Sheffield Link FM radio station in ‘jihadi’ chant trouble
The Sheffield-based Link FM community radio station is facing sanctions after broadcasting an Islamic chant which is believed to contain ‘Jihadi lyrics’ which promote terrorism.
The station was found to have committed two serious breaches of Ofcom's broadcasting code by playing the ‘Nasheed’ chant twice in 2020, with the regulator saying that the chant contained material likely to ‘encourage or incite the commission of crime or lead to disorder’.
In a report, Ofcom said: "Although this Nasheed didn't contain any direct call to violent action, we consider cumulative effect of lyrics and imagery was to condone, promote and actively encourage others to participate in violent acts as a form of devout religious expression and therefore amounted to an indirect call to action."
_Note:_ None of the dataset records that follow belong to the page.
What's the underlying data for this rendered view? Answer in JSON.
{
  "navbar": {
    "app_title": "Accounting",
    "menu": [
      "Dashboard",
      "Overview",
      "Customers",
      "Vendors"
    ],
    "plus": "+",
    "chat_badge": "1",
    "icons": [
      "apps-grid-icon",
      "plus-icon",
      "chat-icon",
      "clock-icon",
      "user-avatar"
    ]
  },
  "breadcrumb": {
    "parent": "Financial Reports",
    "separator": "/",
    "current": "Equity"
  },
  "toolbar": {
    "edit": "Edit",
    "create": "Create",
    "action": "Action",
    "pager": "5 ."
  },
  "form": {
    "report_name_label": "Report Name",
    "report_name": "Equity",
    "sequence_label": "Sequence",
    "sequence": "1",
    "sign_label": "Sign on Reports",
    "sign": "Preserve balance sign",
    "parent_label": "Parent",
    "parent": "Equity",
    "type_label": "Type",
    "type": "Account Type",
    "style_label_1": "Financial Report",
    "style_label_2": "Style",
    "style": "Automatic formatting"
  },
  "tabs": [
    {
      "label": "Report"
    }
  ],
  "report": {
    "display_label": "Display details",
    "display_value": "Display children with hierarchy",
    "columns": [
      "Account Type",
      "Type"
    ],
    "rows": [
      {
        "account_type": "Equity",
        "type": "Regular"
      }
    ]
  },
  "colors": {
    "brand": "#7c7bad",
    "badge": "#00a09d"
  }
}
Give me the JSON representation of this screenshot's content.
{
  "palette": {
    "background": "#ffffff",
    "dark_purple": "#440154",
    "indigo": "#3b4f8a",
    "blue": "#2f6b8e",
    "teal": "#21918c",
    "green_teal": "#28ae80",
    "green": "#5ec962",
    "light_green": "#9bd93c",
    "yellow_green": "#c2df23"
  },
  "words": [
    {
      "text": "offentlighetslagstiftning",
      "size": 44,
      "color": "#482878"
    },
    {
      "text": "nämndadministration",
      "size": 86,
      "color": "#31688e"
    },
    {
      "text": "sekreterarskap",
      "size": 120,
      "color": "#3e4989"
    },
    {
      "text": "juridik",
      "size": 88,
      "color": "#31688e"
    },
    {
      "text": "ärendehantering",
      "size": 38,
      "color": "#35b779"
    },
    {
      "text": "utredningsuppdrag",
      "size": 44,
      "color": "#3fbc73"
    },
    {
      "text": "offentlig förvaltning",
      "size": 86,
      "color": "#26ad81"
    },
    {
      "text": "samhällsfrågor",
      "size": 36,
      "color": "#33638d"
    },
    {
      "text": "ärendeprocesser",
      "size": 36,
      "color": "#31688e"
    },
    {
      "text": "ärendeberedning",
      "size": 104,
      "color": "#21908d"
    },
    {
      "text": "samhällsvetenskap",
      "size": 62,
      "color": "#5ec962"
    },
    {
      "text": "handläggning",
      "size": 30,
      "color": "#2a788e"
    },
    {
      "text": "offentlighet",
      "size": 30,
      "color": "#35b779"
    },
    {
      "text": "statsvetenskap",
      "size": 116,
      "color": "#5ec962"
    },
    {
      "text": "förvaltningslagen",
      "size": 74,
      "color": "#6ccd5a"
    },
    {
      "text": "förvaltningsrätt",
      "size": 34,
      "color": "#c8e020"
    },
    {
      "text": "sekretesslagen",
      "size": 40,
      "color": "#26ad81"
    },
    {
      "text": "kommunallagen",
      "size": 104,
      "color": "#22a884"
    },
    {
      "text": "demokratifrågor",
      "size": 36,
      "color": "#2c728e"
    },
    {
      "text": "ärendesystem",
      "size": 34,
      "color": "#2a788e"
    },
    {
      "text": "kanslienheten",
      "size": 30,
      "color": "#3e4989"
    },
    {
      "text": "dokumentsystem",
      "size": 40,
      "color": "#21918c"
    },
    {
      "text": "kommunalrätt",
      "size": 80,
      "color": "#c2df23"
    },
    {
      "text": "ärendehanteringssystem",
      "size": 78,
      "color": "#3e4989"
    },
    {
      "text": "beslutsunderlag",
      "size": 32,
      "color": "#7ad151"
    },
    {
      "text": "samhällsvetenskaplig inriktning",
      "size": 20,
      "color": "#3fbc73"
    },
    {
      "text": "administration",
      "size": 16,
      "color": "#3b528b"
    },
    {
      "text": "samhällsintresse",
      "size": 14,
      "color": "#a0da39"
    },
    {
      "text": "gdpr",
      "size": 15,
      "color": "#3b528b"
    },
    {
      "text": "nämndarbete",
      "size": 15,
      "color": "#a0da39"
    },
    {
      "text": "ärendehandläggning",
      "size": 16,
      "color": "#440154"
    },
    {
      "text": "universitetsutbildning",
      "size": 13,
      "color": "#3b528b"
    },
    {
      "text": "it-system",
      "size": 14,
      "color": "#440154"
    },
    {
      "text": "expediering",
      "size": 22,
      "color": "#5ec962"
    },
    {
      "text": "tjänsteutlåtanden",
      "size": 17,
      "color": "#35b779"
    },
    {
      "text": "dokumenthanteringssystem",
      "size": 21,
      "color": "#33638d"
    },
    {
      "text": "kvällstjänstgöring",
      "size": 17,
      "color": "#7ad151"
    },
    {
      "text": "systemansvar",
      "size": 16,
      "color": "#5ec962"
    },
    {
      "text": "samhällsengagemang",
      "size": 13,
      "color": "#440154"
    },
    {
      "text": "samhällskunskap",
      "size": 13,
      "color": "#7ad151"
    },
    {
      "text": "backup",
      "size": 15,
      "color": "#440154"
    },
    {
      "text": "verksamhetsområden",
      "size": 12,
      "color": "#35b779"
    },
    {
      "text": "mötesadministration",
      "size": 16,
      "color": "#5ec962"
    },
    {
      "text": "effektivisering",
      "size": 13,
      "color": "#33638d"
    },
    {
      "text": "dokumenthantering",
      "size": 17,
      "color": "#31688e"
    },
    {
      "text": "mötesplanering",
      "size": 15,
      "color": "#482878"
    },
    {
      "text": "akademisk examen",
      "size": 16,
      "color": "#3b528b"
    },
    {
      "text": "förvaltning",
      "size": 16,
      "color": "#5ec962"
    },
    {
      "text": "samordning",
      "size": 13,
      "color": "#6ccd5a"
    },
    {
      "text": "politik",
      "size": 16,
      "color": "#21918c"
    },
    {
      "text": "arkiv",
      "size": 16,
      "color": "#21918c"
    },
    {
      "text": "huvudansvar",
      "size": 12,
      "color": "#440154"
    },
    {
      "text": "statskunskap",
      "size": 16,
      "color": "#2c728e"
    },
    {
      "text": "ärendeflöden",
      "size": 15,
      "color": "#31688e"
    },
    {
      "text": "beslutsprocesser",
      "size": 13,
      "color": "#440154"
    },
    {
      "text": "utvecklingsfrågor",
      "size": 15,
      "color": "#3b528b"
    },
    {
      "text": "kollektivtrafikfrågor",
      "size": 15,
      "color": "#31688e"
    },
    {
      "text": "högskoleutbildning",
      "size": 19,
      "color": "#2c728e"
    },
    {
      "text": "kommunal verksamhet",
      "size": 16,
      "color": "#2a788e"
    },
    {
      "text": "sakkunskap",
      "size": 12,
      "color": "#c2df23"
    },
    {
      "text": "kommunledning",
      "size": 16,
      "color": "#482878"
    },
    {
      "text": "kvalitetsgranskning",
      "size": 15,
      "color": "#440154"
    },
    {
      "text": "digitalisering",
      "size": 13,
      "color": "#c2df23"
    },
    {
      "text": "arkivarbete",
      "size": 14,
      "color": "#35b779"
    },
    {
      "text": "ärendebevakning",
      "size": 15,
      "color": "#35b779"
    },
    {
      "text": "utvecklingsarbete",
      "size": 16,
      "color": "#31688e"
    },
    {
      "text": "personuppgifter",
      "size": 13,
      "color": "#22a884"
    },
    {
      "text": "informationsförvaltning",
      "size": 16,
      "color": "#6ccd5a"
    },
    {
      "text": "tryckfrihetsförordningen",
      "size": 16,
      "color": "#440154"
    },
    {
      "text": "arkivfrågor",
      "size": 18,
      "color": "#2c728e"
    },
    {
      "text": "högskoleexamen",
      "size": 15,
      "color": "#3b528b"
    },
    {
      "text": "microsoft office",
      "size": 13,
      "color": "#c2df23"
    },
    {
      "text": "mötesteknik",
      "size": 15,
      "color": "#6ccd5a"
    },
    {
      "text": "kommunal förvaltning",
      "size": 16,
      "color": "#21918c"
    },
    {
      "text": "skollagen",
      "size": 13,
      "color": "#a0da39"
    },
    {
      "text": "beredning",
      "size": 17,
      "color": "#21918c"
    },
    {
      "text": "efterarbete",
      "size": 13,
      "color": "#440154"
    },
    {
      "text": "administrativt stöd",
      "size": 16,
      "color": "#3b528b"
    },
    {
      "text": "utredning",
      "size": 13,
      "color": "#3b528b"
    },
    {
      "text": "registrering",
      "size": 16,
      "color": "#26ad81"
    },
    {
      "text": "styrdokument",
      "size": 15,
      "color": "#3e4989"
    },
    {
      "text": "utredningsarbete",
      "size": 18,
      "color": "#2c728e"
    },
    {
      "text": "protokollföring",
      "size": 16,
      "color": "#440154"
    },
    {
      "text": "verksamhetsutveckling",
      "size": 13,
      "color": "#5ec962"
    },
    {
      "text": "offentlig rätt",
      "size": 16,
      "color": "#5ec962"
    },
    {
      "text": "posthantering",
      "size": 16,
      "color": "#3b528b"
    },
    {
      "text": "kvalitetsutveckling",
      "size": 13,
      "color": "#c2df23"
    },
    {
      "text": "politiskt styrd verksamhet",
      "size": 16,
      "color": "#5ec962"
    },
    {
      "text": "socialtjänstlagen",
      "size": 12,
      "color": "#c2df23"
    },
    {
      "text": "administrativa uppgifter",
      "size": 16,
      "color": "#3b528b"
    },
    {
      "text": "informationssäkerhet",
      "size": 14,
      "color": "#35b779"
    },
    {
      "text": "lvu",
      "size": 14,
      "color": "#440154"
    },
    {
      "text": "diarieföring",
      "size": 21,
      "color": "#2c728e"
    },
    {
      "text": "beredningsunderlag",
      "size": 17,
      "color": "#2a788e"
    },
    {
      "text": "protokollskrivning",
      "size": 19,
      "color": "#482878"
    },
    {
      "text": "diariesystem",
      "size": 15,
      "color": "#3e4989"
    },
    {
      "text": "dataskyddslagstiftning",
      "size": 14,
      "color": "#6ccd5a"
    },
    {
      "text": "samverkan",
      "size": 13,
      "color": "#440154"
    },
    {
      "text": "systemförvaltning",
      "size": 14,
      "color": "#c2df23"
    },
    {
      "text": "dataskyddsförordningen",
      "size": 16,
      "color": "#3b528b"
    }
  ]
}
The Ofcom report did note that the Pakistan Muslim Centre had apologised for what it described as an ‘error’ and an ‘unfortunate incident’.
Link FM is the second Sheffield-based community radio station to be found in breach of Ofcom's code in recent years. In 2017, Imam FM was taken off air after it broadcast 25 hours of lectures by Anwar Al-Awlaki, a US-born radical Muslin cleric, killed in a US drone strike in Yemen in 2011.